Multi Currency turmoil


Multi currency markets have been in a state of turmoil since our last update March 21, 2006.

We can learn a lot in these dynamic situations.
First we can see that not all fundamental trends are automatically get knocked sideways in times of turmoil.
The Asian MultiCurrency Portfolio has continued to rise from the +80.10% October 21, 2006 to the March 21, 2006 position up to a 90.20% gain as of April 6, 2006. This is a reflection of strong emerging Asian economies. The downfall of emerging currencies has had little impact in Asia.
The other emerging currencies (and hence multicurrency portfolios) have not performed as well.
The Emerging Market Portfolio has dropped from 52.67% to 47.61% from Oct. 21, 2005 to April 6, 2006. This is still an incredible performance but shows the downside of leverage. What can rise
quickly can also fall rapidly.
The three Dollar MultiCurrency Portfolios have performed worse and are now all in negative territory.

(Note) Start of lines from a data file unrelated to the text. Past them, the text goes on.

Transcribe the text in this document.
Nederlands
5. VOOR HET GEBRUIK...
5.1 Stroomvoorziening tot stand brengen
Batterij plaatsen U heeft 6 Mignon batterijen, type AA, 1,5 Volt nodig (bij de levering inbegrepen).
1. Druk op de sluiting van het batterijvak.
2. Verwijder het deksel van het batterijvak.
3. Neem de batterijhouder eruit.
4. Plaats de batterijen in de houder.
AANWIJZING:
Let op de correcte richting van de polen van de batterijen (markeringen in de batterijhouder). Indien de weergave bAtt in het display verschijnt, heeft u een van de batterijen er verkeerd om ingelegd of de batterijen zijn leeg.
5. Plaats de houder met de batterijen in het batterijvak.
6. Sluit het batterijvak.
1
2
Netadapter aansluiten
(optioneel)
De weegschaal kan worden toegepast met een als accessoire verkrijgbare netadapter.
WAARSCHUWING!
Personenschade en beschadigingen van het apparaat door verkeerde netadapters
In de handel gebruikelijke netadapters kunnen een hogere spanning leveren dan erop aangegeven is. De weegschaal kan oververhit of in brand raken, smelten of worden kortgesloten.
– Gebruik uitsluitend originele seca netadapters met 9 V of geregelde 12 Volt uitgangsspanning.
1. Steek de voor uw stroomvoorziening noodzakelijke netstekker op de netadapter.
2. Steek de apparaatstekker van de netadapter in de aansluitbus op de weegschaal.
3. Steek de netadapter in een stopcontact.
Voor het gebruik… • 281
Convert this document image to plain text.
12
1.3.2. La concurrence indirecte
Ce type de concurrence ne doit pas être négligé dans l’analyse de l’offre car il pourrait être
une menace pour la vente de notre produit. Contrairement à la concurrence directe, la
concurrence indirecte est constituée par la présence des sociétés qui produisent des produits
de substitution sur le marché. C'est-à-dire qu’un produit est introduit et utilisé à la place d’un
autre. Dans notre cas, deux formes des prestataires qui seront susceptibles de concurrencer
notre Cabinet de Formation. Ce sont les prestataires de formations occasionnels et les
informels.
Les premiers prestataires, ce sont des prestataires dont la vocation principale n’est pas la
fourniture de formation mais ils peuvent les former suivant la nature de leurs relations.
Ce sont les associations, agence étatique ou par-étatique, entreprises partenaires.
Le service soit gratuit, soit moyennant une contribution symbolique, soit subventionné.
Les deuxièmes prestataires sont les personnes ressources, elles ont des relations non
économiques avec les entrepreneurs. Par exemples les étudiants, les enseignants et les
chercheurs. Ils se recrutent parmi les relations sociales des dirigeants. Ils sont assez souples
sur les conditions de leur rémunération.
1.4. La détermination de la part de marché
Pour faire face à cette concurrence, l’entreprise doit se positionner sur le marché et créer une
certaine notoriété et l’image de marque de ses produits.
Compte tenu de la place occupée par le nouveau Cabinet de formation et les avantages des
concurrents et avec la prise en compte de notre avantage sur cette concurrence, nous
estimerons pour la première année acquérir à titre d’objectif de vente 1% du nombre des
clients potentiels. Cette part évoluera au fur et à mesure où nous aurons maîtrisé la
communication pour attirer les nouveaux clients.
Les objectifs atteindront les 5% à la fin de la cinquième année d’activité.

The Dollar Long Portfolio dropped from +3.95% to – 0.875%
The Dollar Hedge Portfolio dropped from + 3.22% to – 1.39%
The Dollar Short Portfolio dropped the most from +1.95% to – 4.24%
There are several lessons to be gained here. First even though there is strong leverage, the fall has not been bad despite really miserable conditions. This is a lesson about the protective power of regional currency diversification. The losses in the three dollar portfolios came almost entirely from four currency positions, the Hungarian florin, Icelandic kroner, Australian and New Zealand dollars.
These four positions took heavy drops. This downside was buffered by gains in Mexican pesos, Brazilian cruzeros, Turkish try combined with the dollar and euro positions.
The second lesson is that the US dollar, despite selling pressure and really lousy fundamentals, can remain more resilient than we would suspect. The largest loss coming from the dollar short portfolio reminds of the risks of betting short term against the greenback.
We have not changed any of the positions in the model portfolios as we want to be able to explain the ins and outs of the currency sandwich, during times of both profit and loss.
Jyske bank did contact their clients in February and recommended a shift from New Zealand and Iceland. Those who followed that advice had much better performance.
Personally my goal is to balance the liquid portion of my portfolio at 50% in US dollar block investments but to reduce the US dollar portion of that block and add more of the other US dollar related currencies. I am looking at increasing the emerging portion of this portfolio perhaps with Mexican pesos. I just added Braziliancruzero.
I am also looking to increase the Euro block to 45% including more emerging positions perhaps with the Turkey try, South African rand and Icelandic kroner. I just added Hungarian florin.
I also plan to maintain a high degree of liquidity with the idea of increasing emerging equities (especially in water companies) if  volatility pushes emerging equity prices down. You can seem my personal portfolio breakdown at: http://www.spottingtrends.com/investment/investment_laws_4.htm
Note that my multicurrency sandwich position consists of borrowed Swiss francs invested in euro.
Until next update, good investing to you!